Urlaub in Zürich

Dorado der Gourmets und Nachtschwärmer, Paradies für die Liebhaber der schönen Künste, Zentrum des Shoppingvergnügens, aber auch Ort des Reisens in eine interessante Vergangenheit, umgeben von Wasser und wanderbarer Natur -das alles trifft auf Zürich zu.

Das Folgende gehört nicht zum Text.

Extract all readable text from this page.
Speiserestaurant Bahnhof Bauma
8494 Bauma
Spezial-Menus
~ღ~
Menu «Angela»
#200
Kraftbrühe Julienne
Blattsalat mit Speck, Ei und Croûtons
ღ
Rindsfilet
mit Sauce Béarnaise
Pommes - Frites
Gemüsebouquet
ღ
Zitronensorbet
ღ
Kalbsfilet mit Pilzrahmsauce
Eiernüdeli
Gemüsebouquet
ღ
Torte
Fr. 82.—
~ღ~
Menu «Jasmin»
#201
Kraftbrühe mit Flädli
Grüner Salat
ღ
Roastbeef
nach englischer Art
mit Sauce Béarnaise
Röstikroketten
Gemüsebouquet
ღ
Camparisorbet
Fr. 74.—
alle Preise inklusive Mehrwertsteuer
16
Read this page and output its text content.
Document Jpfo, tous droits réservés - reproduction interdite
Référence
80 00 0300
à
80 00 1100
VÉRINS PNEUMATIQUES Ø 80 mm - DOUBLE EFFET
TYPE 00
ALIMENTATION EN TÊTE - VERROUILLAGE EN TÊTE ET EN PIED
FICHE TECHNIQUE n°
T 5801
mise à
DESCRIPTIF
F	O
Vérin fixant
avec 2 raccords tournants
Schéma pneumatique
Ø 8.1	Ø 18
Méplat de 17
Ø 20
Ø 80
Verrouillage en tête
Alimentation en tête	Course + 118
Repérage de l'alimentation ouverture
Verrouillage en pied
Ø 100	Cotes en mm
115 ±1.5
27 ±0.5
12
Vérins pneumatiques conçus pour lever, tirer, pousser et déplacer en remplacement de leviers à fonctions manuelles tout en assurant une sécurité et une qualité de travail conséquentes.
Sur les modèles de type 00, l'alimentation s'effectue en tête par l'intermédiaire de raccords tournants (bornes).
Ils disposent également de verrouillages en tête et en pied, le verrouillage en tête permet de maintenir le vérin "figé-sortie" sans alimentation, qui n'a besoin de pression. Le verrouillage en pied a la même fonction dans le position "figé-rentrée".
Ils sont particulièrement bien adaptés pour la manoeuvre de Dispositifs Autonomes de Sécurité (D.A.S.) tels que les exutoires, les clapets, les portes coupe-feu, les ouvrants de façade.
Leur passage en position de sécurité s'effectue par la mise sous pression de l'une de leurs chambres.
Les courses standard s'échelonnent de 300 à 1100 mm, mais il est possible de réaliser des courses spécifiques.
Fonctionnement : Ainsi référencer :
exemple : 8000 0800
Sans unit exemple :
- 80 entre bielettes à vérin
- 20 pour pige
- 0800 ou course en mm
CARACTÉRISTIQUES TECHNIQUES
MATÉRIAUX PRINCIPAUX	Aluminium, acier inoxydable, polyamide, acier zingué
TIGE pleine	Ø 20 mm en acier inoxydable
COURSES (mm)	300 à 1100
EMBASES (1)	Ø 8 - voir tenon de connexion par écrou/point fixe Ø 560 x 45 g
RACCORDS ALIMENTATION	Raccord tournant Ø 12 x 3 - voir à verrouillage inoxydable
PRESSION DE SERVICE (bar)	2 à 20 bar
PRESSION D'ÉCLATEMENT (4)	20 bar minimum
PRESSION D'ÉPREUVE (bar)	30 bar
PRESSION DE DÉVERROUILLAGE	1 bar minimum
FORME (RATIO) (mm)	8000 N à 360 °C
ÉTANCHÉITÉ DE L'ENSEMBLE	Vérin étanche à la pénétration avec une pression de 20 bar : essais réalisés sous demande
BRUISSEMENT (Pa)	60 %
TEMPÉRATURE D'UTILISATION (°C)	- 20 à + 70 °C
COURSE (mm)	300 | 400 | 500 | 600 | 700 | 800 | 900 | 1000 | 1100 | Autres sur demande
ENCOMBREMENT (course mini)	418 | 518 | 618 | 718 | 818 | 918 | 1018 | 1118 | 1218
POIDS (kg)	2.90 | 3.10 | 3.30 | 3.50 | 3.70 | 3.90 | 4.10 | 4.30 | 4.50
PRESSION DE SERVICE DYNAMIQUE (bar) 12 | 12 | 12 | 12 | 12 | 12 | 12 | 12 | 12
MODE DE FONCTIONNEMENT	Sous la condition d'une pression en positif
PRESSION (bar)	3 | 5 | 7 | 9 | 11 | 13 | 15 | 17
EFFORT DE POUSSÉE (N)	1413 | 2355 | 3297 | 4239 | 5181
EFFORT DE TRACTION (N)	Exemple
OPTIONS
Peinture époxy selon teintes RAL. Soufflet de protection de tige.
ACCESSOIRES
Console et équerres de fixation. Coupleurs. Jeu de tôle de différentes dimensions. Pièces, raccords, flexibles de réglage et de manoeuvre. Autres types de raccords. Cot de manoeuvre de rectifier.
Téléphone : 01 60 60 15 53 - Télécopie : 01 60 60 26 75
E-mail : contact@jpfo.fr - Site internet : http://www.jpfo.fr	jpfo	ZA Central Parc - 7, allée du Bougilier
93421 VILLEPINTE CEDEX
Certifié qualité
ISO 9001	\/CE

Wenn der Zug im Züricher Hauptbahnhof ausrollt, taucht der Reisende gleich in eine Atmosphäre ein, die schwer einzuordnen ist. Sicher, wir sind im Bahnhof, aber viele Dutzend Geschäfte vermitteln eher den Eindruck eines Einkaufszentrums - die Railcity bietet so ziemlich alles, das in einer Shoppingmeile zu haben ist, nur während längerer Öffnungszeiten.

Stadthaus und  Fraumünsterpost
Stadthaus und Fraumünsterpost am Stadthausquai

Apropos Shopping: Ein paar Schritte weiter beginnt die Bahnhofsstraße. „Eingeweihte" wissen, was das bedeutet: Wir begeben uns in eine der berühmtesten Einkaufsstraßen der Welt - und teuersten. Luxus pur umfängt uns hier. Wer ein schönes Stück kaufen möchte: Der Griff in die Geldbörse muss tiefer sein als anderswo.

Aber Zürich hat auch noch anderes zu bieten, und das nicht immer so teuer wie in der Bahnhofstraße. Wer gerne die Welt in Bildern und Glasvitrinen betrachtet, wird gar nicht wissen, wo er zuerst beginnen soll, buhlen doch 50 Museen, von denen sich 14 der Kunst widmen, und mehr als 100 Galerien um die Gunst der Besucher. Ein Tipp: Das von Le Corbusier erbaute Haus an der Seepromenade, das moderne Kunst präsentiert. Es ist das schönste Gebäude, das der weltberühmte Architekt je erbaut hat.

Centre Le Corbusier
Centre Le Corbusier

Nur wenige Schritte weiter liegt der Chinesische Garten - ein Geschenk aus dem Reich der Mitte, weil Züricher Fachleute die Wasserversorgung einer Stadt in China installiert haben.

Ein Anziehungspunkt vor allem für die Jugend ist Zürich-West - einst ein Industrieviertel, das sich zum Trend-Quartier entwickelt hat. Szenelokale in ehemaligen Fabrikshallen, gleich daneben Alternativlokale. Rund um die Uhr ist da etwas los. Über die Geschichte vom verschlafenen Zürich kann man hier nur lachen.

Der Weinplatz
Der Weinplatz mit dem Hotel "zum Storchen" sowie St. Peter und Fraumünster

Ein Einkaufsbummel oder eine Sightseeing-Tour macht natürlich Hunger. Kein Problem - die Gastronomie in Zürich hat immer volle Töpfe. Im Zeughauskeller gibt es deftige Schweizer Kost. Unter einem echten Picasso oder Miro speist man in der legendären Kronenhalle. Das älteste vegetarische Restaurant Europas, das dilti, bietet mehr als Körndln und Blätter. Und das Blinde Kuh wird von Blinden geführt. Die Gäste müssen dort im Dunkeln essen.